Vêm também do governo as teses que poderiam explicar a mecânica por trás do caso. Uma funcionária da Receita, cuja senha foi utilizada nas violações, alegou que seu computador teria "ligado sozinho". Excetuando-se Hall 9000, a máquina que ganha vida em 2001 — Uma Odisseia no Espaço, não há registro de casos semelhantes. Ao que se sabe, a ciência ainda não foi capaz de inventar computadores com vontade própria. Com espantosa naturalidade, o corregedor da Receita, Antonio Carlos Costa D’Ávila Carvalho, a quem cabe apurar e punir malfeitorias no órgão, disse haver indícios "de um suposto balcão de venda de informação". Nisso, pelo menos, ele tem razão: no centro de São Paulo, até há um mês, era possível comprar por 20 reais CDs piratas com dados sigilosos de contribuintes.

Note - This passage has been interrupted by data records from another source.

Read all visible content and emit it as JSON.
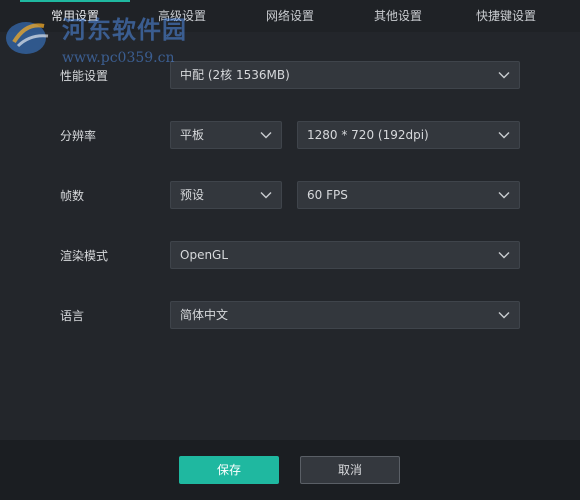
{
  "tabs": [
    {
      "label": "常用设置",
      "active": true
    },
    {
      "label": "高级设置",
      "active": false
    },
    {
      "label": "网络设置",
      "active": false
    },
    {
      "label": "其他设置",
      "active": false
    },
    {
      "label": "快捷键设置",
      "active": false
    }
  ],
  "settings": {
    "performance": {
      "label": "性能设置",
      "value": "中配 (2核 1536MB)"
    },
    "resolution": {
      "label": "分辨率",
      "preset": "平板",
      "value": "1280 * 720 (192dpi)"
    },
    "fps": {
      "label": "帧数",
      "preset": "预设",
      "value": "60 FPS"
    },
    "render_mode": {
      "label": "渲染模式",
      "value": "OpenGL"
    },
    "language": {
      "label": "语言",
      "value": "简体中文"
    }
  },
  "footer": {
    "save_label": "保存",
    "cancel_label": "取消"
  },
  "watermark": {
    "title": "河东软件园",
    "url": "www.pc0359.cn"
  },
  "colors": {
    "accent": "#1fb8a0",
    "background": "#23262b",
    "field": "#33373d"
  },
  "icons": {
    "dropdown": "chevron-down-icon",
    "logo": "watermark-logo-icon"
  }
}
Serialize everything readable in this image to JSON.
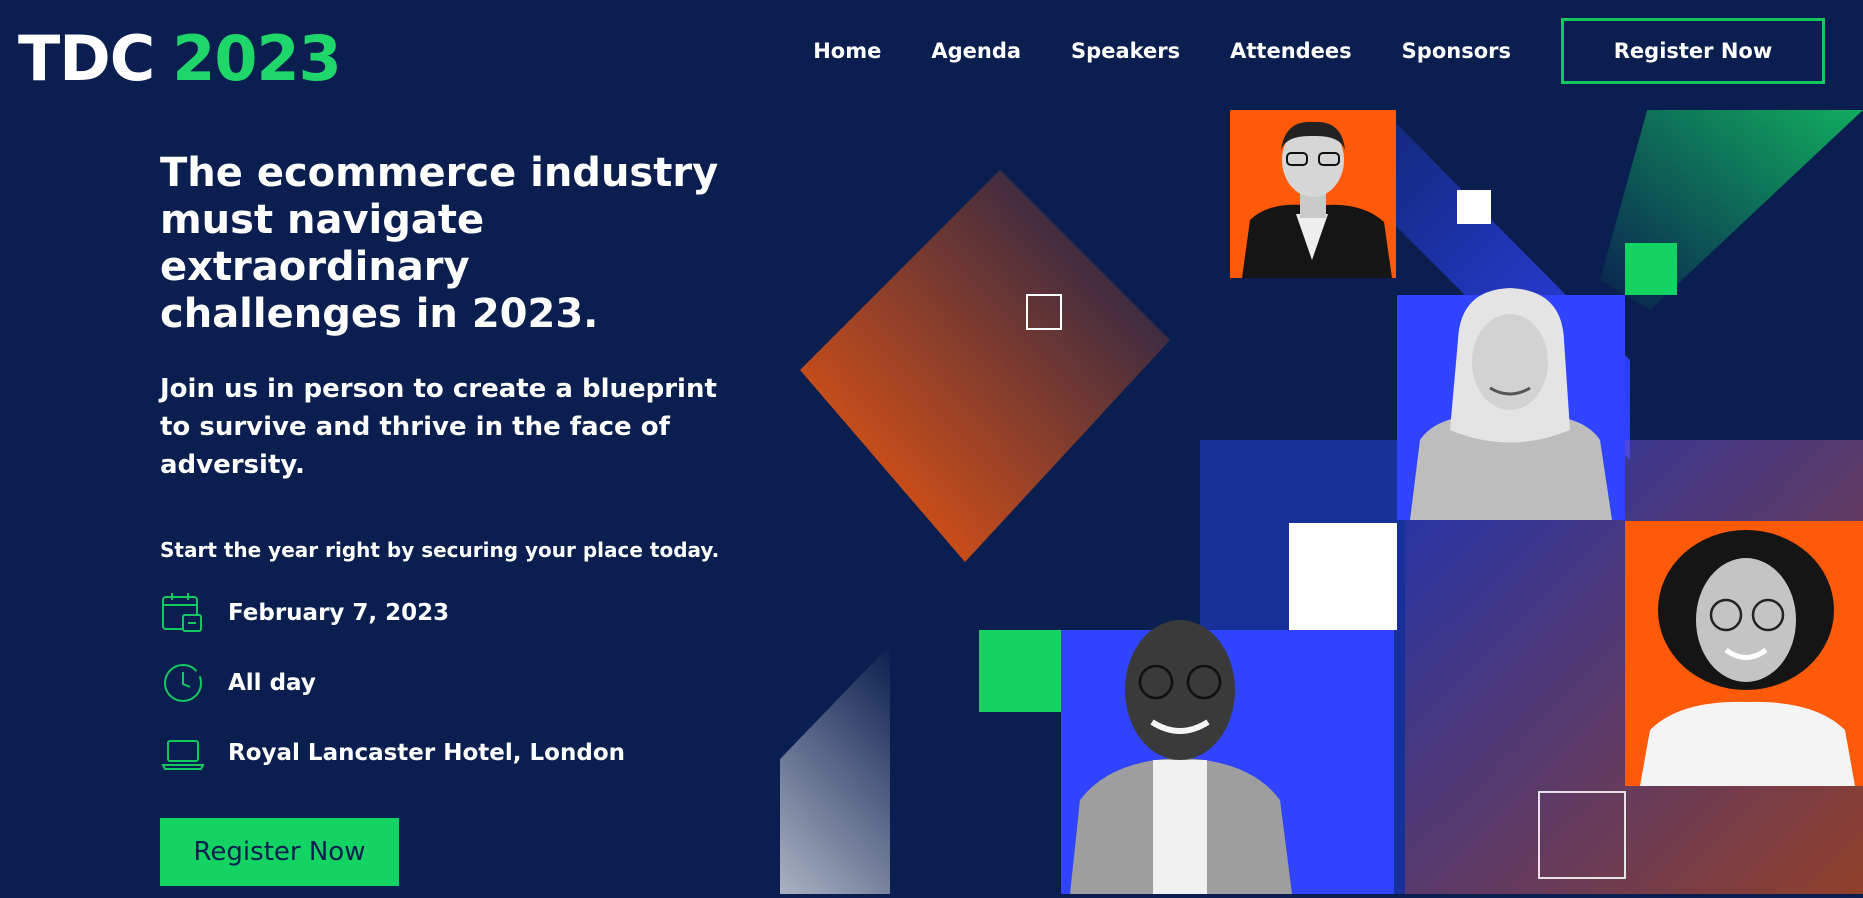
{
  "logo": {
    "left": "TDC",
    "right": "2023"
  },
  "nav": {
    "items": [
      {
        "label": "Home"
      },
      {
        "label": "Agenda"
      },
      {
        "label": "Speakers"
      },
      {
        "label": "Attendees"
      },
      {
        "label": "Sponsors"
      }
    ],
    "register": "Register Now"
  },
  "hero": {
    "headline": "The ecommerce industry must navigate extraordinary challenges in 2023.",
    "subheadline": "Join us in person to create a blueprint to survive and thrive in the face of adversity.",
    "cta_line": "Start the year right by securing your place today.",
    "details": [
      {
        "icon": "calendar-icon",
        "text": "February 7, 2023"
      },
      {
        "icon": "clock-icon",
        "text": "All day"
      },
      {
        "icon": "laptop-icon",
        "text": "Royal Lancaster Hotel, London"
      }
    ],
    "button": "Register Now"
  },
  "colors": {
    "bg": "#0a1f4f",
    "green": "#13d463",
    "orange": "#ff5a0a",
    "blue": "#3044ff"
  }
}
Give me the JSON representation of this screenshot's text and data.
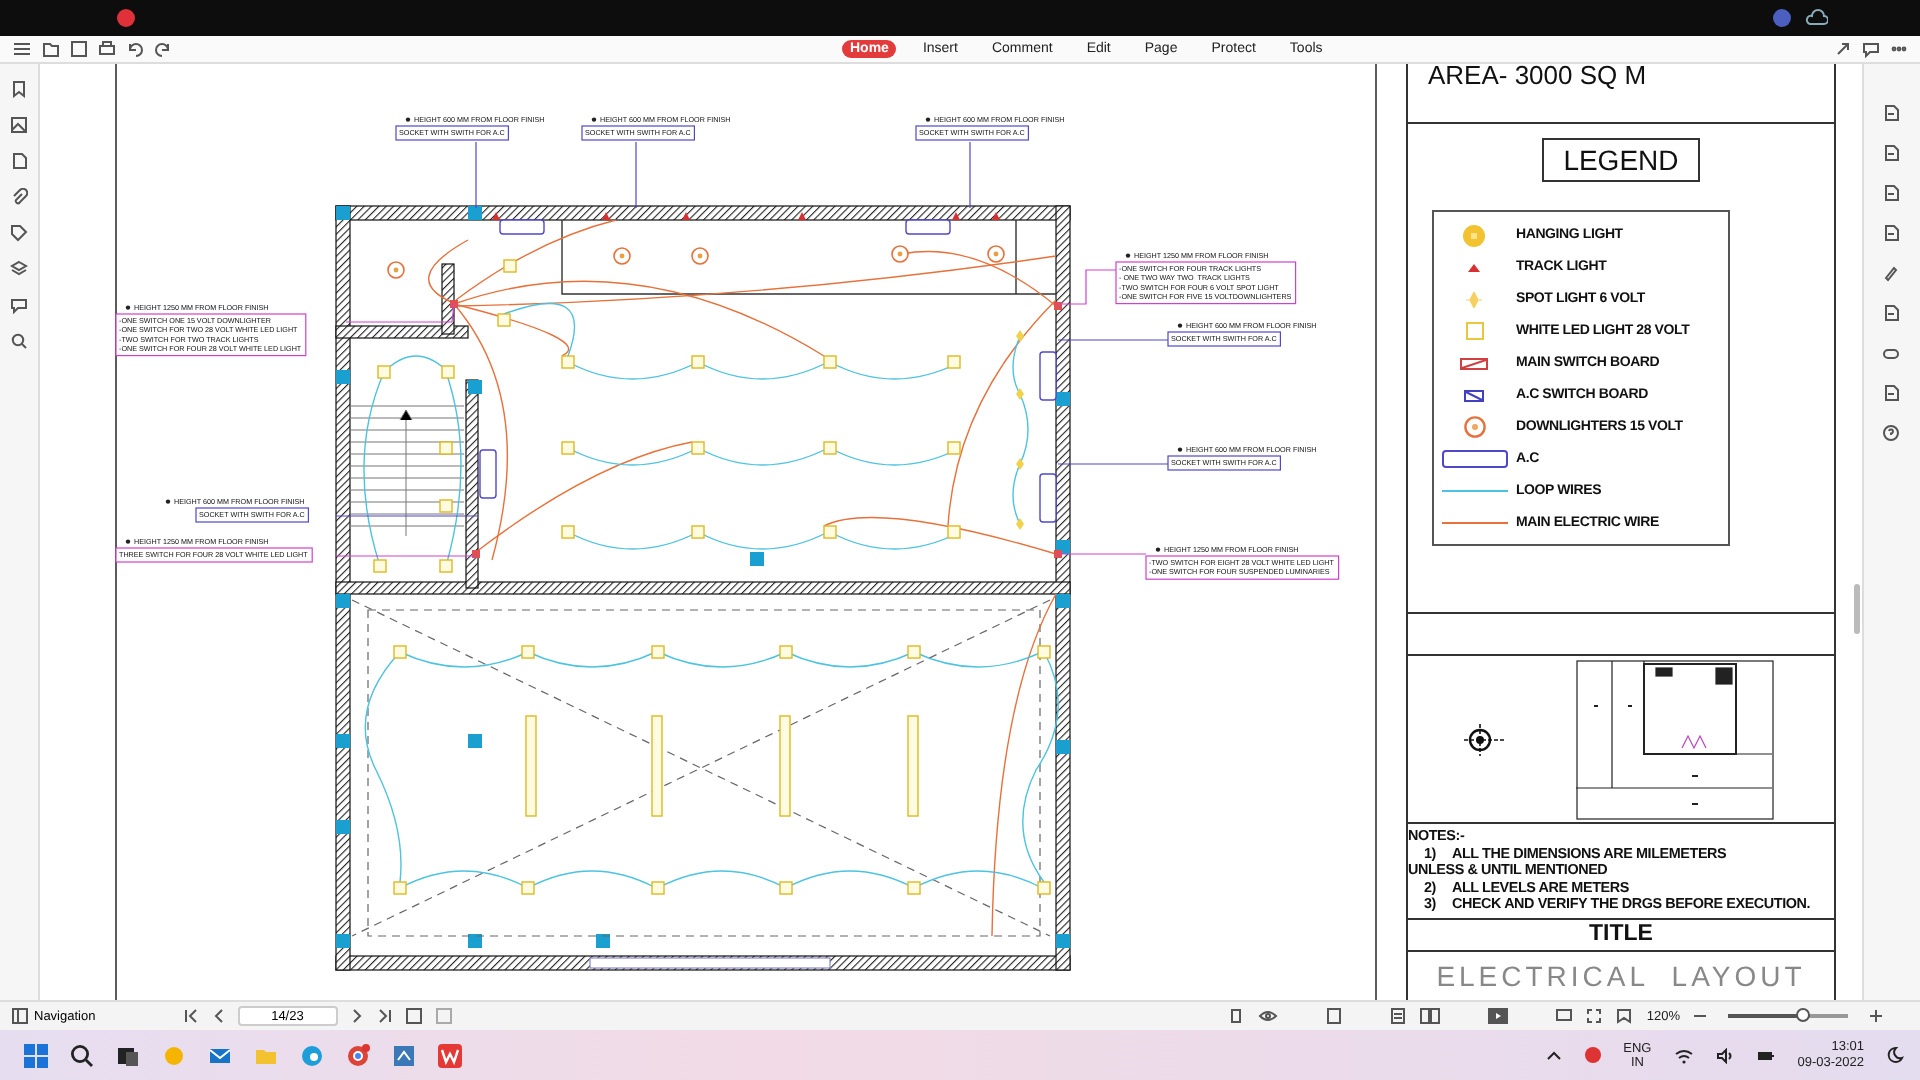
{
  "ribbon": {
    "tabs": [
      {
        "label": "Home",
        "selected": true
      },
      {
        "label": "Insert",
        "selected": false
      },
      {
        "label": "Comment",
        "selected": false
      },
      {
        "label": "Edit",
        "selected": false
      },
      {
        "label": "Page",
        "selected": false
      },
      {
        "label": "Protect",
        "selected": false
      },
      {
        "label": "Tools",
        "selected": false
      }
    ]
  },
  "drawing": {
    "annotations": [
      {
        "kind": "switch",
        "heading": "HEIGHT  1250 MM FROM FLOOR FINISH",
        "lines": [
          "-ONE SWITCH ONE 15 VOLT DOWNLIGHTER",
          "-ONE SWITCH FOR TWO 28 VOLT WHITE LED LIGHT",
          "-TWO SWITCH FOR TWO TRACK LIGHTS",
          "-ONE SWITCH FOR FOUR 28 VOLT WHITE LED LIGHT"
        ]
      },
      {
        "kind": "socket",
        "heading": "HEIGHT 600 MM FROM FLOOR FINISH",
        "lines": [
          "SOCKET WITH SWITH FOR A.C"
        ]
      },
      {
        "kind": "switch",
        "heading": "HEIGHT 1250 MM FROM FLOOR FINISH",
        "lines": [
          "THREE SWITCH FOR FOUR 28 VOLT WHITE LED LIGHT"
        ]
      },
      {
        "kind": "socket",
        "heading": "HEIGHT 600 MM FROM FLOOR FINISH",
        "lines": [
          "SOCKET WITH SWITH FOR A.C"
        ]
      },
      {
        "kind": "socket",
        "heading": "HEIGHT 600 MM FROM FLOOR FINISH",
        "lines": [
          "SOCKET WITH SWITH FOR A.C"
        ]
      },
      {
        "kind": "socket",
        "heading": "HEIGHT 600 MM FROM FLOOR FINISH",
        "lines": [
          "SOCKET WITH SWITH FOR A.C"
        ]
      },
      {
        "kind": "switch",
        "heading": "HEIGHT 1250 MM FROM FLOOR FINISH",
        "lines": [
          "-ONE SWITCH FOR FOUR TRACK LIGHTS",
          "- ONE TWO WAY TWO  TRACK LIGHTS",
          "-TWO SWITCH FOR FOUR 6 VOLT SPOT LIGHT",
          "-ONE SWITCH FOR FIVE 15 VOLTDOWNLIGHTERS"
        ]
      },
      {
        "kind": "socket",
        "heading": "HEIGHT 600 MM FROM FLOOR FINISH",
        "lines": [
          "SOCKET WITH SWITH FOR A.C"
        ]
      },
      {
        "kind": "socket",
        "heading": "HEIGHT 600 MM FROM FLOOR FINISH",
        "lines": [
          "SOCKET WITH SWITH FOR A.C"
        ]
      },
      {
        "kind": "switch",
        "heading": "HEIGHT 1250 MM FROM FLOOR FINISH",
        "lines": [
          "-TWO SWITCH FOR EIGHT 28 VOLT WHITE LED LIGHT",
          "-ONE SWITCH FOR FOUR SUSPENDED LUMINARIES"
        ]
      }
    ]
  },
  "title_block": {
    "area": "AREA- 3000 SQ M",
    "legend_title": "LEGEND",
    "legend": [
      {
        "kind": "hanging-light",
        "label": "HANGING LIGHT"
      },
      {
        "kind": "track-light",
        "label": "TRACK LIGHT"
      },
      {
        "kind": "spot-light",
        "label": "SPOT LIGHT 6 VOLT"
      },
      {
        "kind": "led-light",
        "label": "WHITE LED LIGHT  28 VOLT"
      },
      {
        "kind": "main-switch-board",
        "label": "MAIN SWITCH BOARD"
      },
      {
        "kind": "ac-switch-board",
        "label": "A.C SWITCH BOARD"
      },
      {
        "kind": "downlighter",
        "label": "DOWNLIGHTERS 15 VOLT"
      },
      {
        "kind": "ac",
        "label": "A.C"
      },
      {
        "kind": "loop-wire",
        "label": "LOOP WIRES"
      },
      {
        "kind": "main-wire",
        "label": "MAIN ELECTRIC WIRE"
      }
    ],
    "notes_title": "NOTES:-",
    "notes": [
      {
        "number": "1)",
        "text": "ALL THE DIMENSIONS ARE MILEMETERS"
      },
      {
        "text": "UNLESS & UNTIL MENTIONED"
      },
      {
        "number": "2)",
        "text": "ALL LEVELS ARE METERS"
      },
      {
        "number": "3)",
        "text": "CHECK AND VERIFY THE DRGS BEFORE EXECUTION."
      }
    ],
    "title_label": "TITLE",
    "title": "ELECTRICAL  LAYOUT"
  },
  "status_bar": {
    "navigation": "Navigation",
    "page": "14/23",
    "zoom": "120%",
    "zoom_slider": {
      "level": 0.62
    }
  },
  "taskbar": {
    "language": "ENG",
    "region": "IN",
    "time": "13:01",
    "date": "09-03-2022"
  }
}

Para que a integridade da Receita seja restaurada, em primeiro lugar é preciso identificar e punir exemplarmente os culpados por tais crimes. Por enquanto, não há razões para otimismo quanto a isso. Quatro anos após o chamado escândalo dos aloprados, em que três militantes petistas foram flagrados tentando comprar outro dossiê fajuto contra Serra — mas que incluía também informações fiscais sigilosas —, as investigações não avançaram e ninguém foi denunciado pelos crimes. Já no que diz respeito a irregularidades comuns, segundo uma reportagem recente do jornal O Globo, nos últimos três anos a Corregedoria da Receita demitiu 81 servidores, e mantém hoje 340 processos contra outros funcionários. Tudo indica que, além da violação de sigilo fiscal, os delitos incluam fraudes como o recebimento de propinas em processos de evasão fiscal e na importação e exportação de bens.

A Receita afirma estar reavaliando seus protocolos de segurança para o acesso a dados sigilosos. Felizmente, até agora seu sistema não foi violado por hackers, um sinal de que, em termos técnicos, a instituição continua em dia. De nada adianta, porém, a tecnologia em si — a questão principal está em quem a manipula e por quais interesses é movido. Quanto a isso, o governo ainda está devendo explicações para os contribuintes. Espera-se que tome as medidas necessárias para restaurar a tranquilidade deles — e sua própria credibilidade.